Continuando seu pensamento a respeito da ópera, o autor evidencia que o princípio fundamental desta forma de arte, baseado numa concepção teológica, era a separação estanque entre o bem e o mal e que o homem já nascia predestinado, tanto a um quanto a outro. Afora a isso, Nietzsche ainda evidencia a concepção do homem primitivo como o homem naturalmente artista e bom.

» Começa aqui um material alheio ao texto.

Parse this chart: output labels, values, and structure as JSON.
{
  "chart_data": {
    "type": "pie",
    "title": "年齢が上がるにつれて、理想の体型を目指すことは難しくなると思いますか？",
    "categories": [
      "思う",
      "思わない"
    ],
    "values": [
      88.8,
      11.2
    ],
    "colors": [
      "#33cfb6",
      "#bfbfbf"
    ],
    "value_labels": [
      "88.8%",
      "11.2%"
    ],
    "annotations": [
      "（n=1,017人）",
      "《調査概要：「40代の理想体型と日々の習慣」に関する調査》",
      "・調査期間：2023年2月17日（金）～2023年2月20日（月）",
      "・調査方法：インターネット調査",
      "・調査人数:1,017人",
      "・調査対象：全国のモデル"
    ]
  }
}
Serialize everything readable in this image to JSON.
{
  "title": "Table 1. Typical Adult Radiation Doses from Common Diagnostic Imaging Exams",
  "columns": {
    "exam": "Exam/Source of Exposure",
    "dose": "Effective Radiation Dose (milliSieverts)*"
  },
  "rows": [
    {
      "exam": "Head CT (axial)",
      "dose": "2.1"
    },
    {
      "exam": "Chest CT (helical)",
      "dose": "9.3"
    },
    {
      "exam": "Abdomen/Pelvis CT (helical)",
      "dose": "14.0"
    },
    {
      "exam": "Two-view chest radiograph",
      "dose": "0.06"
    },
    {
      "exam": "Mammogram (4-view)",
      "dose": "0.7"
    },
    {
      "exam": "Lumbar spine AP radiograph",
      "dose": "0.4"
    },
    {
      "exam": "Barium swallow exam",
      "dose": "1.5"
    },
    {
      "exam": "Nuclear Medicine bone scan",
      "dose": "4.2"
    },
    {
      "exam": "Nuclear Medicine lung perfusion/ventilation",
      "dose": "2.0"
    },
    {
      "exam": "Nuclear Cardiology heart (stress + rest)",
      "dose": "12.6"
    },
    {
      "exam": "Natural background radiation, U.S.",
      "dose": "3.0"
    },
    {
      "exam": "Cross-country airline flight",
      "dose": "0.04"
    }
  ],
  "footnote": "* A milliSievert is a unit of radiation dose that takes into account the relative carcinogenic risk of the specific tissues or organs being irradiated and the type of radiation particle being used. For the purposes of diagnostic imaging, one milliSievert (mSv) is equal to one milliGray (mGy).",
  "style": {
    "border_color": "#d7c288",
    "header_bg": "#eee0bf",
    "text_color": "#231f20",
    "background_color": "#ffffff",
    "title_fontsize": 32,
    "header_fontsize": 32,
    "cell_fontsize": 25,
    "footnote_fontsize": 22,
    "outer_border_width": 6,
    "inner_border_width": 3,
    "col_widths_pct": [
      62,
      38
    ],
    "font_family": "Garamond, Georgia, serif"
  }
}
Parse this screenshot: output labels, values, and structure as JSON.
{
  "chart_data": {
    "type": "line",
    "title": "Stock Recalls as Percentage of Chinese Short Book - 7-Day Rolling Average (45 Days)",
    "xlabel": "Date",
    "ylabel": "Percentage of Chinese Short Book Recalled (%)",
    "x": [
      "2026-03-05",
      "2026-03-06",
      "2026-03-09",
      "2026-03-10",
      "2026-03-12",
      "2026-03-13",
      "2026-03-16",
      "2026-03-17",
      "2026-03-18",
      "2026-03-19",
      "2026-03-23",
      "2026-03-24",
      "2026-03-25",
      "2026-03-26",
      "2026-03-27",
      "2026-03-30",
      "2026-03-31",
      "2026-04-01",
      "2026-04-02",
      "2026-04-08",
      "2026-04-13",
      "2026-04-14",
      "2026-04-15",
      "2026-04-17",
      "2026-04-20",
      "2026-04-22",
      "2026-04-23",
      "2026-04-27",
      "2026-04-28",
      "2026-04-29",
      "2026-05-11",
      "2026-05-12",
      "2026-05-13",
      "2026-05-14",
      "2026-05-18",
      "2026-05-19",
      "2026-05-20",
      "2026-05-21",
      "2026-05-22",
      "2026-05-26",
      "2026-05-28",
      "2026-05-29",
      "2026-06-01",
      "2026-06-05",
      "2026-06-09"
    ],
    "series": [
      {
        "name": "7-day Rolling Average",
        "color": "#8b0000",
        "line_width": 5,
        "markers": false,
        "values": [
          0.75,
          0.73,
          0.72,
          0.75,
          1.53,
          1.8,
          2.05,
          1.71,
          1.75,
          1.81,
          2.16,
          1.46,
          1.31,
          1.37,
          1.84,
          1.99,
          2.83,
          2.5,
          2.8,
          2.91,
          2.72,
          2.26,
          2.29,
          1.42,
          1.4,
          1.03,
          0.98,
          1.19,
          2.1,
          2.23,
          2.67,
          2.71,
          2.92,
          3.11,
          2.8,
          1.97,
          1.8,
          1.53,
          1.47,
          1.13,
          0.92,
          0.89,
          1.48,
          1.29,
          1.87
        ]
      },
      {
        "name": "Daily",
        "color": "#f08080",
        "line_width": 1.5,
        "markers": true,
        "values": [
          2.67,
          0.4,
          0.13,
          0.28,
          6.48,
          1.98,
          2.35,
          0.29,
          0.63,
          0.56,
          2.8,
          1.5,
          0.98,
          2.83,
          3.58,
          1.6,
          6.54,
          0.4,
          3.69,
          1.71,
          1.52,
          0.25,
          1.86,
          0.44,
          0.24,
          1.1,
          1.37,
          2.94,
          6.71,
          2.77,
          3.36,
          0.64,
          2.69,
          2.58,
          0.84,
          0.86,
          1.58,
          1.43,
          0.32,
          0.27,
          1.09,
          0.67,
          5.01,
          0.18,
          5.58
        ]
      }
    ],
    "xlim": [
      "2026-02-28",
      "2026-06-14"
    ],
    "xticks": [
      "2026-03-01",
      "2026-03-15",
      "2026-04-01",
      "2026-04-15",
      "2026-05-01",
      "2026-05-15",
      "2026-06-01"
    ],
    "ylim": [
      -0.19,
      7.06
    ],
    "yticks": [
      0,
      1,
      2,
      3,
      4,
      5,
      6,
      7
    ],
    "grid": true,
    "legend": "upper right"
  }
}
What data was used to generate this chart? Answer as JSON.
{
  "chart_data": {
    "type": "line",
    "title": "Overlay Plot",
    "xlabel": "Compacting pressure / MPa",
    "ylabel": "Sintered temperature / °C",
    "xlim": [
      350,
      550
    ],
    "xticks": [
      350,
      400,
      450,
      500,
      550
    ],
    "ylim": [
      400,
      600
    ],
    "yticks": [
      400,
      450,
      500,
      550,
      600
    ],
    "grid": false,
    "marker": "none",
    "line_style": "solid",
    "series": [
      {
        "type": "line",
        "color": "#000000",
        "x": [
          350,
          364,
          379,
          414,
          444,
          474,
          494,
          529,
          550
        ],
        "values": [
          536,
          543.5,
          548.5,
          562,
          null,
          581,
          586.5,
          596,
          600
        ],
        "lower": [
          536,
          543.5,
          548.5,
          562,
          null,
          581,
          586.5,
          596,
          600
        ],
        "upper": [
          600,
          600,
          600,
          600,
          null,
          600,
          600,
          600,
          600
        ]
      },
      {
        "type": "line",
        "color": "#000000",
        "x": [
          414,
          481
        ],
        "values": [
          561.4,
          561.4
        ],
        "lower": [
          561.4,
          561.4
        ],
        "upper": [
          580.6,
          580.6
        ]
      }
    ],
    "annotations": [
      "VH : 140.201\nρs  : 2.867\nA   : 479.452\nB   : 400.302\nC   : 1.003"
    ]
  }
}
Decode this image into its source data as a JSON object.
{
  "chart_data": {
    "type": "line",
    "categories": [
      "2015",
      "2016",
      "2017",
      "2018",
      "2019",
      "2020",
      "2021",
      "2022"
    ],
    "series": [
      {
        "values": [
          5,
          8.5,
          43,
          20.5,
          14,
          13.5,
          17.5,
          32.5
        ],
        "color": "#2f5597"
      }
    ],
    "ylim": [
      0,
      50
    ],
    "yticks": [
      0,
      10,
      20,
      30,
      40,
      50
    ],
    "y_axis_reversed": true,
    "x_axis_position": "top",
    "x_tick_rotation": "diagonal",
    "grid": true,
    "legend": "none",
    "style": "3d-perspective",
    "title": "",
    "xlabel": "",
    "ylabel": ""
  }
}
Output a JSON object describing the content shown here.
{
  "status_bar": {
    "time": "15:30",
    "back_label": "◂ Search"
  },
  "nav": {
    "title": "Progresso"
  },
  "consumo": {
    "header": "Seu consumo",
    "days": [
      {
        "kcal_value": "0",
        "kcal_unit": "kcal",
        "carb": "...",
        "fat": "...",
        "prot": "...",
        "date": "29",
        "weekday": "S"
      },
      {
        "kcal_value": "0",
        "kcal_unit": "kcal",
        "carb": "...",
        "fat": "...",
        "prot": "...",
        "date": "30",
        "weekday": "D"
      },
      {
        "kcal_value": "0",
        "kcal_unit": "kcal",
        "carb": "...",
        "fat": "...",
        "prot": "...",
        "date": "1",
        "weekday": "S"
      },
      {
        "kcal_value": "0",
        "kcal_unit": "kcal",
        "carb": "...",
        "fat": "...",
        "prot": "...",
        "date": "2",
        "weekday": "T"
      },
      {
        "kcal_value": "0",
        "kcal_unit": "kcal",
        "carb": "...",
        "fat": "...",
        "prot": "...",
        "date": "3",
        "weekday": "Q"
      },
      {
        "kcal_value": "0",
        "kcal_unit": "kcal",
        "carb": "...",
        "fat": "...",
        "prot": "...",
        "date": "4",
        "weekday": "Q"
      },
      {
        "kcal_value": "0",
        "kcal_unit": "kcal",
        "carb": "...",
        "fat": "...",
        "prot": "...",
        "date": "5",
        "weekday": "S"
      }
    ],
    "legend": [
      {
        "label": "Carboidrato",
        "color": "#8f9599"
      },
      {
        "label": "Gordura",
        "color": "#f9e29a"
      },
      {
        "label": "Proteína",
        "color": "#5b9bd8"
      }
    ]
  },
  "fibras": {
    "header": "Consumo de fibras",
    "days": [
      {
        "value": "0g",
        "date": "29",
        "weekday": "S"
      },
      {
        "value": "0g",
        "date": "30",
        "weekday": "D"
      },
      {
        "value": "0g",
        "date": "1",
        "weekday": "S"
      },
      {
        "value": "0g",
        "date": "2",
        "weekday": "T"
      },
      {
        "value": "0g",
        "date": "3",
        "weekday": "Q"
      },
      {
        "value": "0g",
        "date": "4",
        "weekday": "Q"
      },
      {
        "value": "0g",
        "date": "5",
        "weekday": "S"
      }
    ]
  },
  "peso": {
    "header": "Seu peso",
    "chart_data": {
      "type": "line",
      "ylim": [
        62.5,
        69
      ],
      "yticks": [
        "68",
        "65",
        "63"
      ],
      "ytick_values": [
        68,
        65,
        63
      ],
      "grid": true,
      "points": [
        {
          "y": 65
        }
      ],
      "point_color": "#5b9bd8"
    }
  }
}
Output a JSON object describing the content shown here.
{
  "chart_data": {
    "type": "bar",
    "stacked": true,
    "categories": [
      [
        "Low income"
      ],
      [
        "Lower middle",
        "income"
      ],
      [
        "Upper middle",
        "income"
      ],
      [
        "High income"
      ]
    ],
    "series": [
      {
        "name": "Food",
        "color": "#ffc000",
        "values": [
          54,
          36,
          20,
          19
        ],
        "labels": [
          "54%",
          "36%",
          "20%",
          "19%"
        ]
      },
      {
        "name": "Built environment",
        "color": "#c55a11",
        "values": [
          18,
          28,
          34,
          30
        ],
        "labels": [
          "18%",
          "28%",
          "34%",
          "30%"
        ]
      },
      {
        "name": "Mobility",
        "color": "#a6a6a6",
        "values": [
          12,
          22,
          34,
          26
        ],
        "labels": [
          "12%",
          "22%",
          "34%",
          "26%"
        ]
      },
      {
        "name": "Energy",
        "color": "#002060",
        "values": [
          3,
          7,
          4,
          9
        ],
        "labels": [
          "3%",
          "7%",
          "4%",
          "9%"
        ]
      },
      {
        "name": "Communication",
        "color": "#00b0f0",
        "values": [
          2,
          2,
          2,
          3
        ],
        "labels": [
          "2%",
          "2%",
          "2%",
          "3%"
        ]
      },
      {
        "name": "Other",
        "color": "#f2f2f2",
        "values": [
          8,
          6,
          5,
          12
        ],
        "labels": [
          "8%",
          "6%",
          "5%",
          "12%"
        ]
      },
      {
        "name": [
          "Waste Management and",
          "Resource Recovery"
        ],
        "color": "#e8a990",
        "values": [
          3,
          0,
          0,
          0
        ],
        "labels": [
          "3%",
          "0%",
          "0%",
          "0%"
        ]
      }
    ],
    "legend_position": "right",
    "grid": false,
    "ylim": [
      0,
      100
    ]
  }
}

Finalizando, observa-se que o autor faz várias asserções a respeito da ópera, tais como: é obra do homem teórico, do crítico leigo e não do artista; é transformação do gozo musical em mera compreensão racional de uma retórica da paixão feita de sons e de palavras; postula que em todo o homem dotado de sensibilidade existe um artista, (daí ser ela apenas a expressão do diletantismo na arte); reflete a concepção socrática do mundo; simboliza a serenidade alexandrina, etc. Essas asserções fizeram com que o filósofo concluísse ser a ópera um organismo parasitário que se alimenta da seiva da verdadeira arte, conseguindo desponjar a música do seu caráter de expressão dionisíaca do mundo. Nietzsche pretendeu mostrar, entre outras coisas, no seu estudo sobre a Origem da tragédia, que esta proveio da música e que a filosofia socrático-platônica ocasionou o declínio e a morte da verdadeira tragédia, assim como o fim do mito. A arte grega para ele, e particularmente a tragédia, retardaram o desaparecimento do mito trágico, o qual representava um suplemento metafísico da realidade natural, sem o que esta seria insuportável. O mito trágico tem por finalidade convencer o homem de que tudo aquilo que lhe parece horrível e monstruoso nada mais é do que uma representação estética. Isso reflete a concepção metafísica de Nietzsche a respeito da arte e com ela a sua justificativa do mundo e da existência.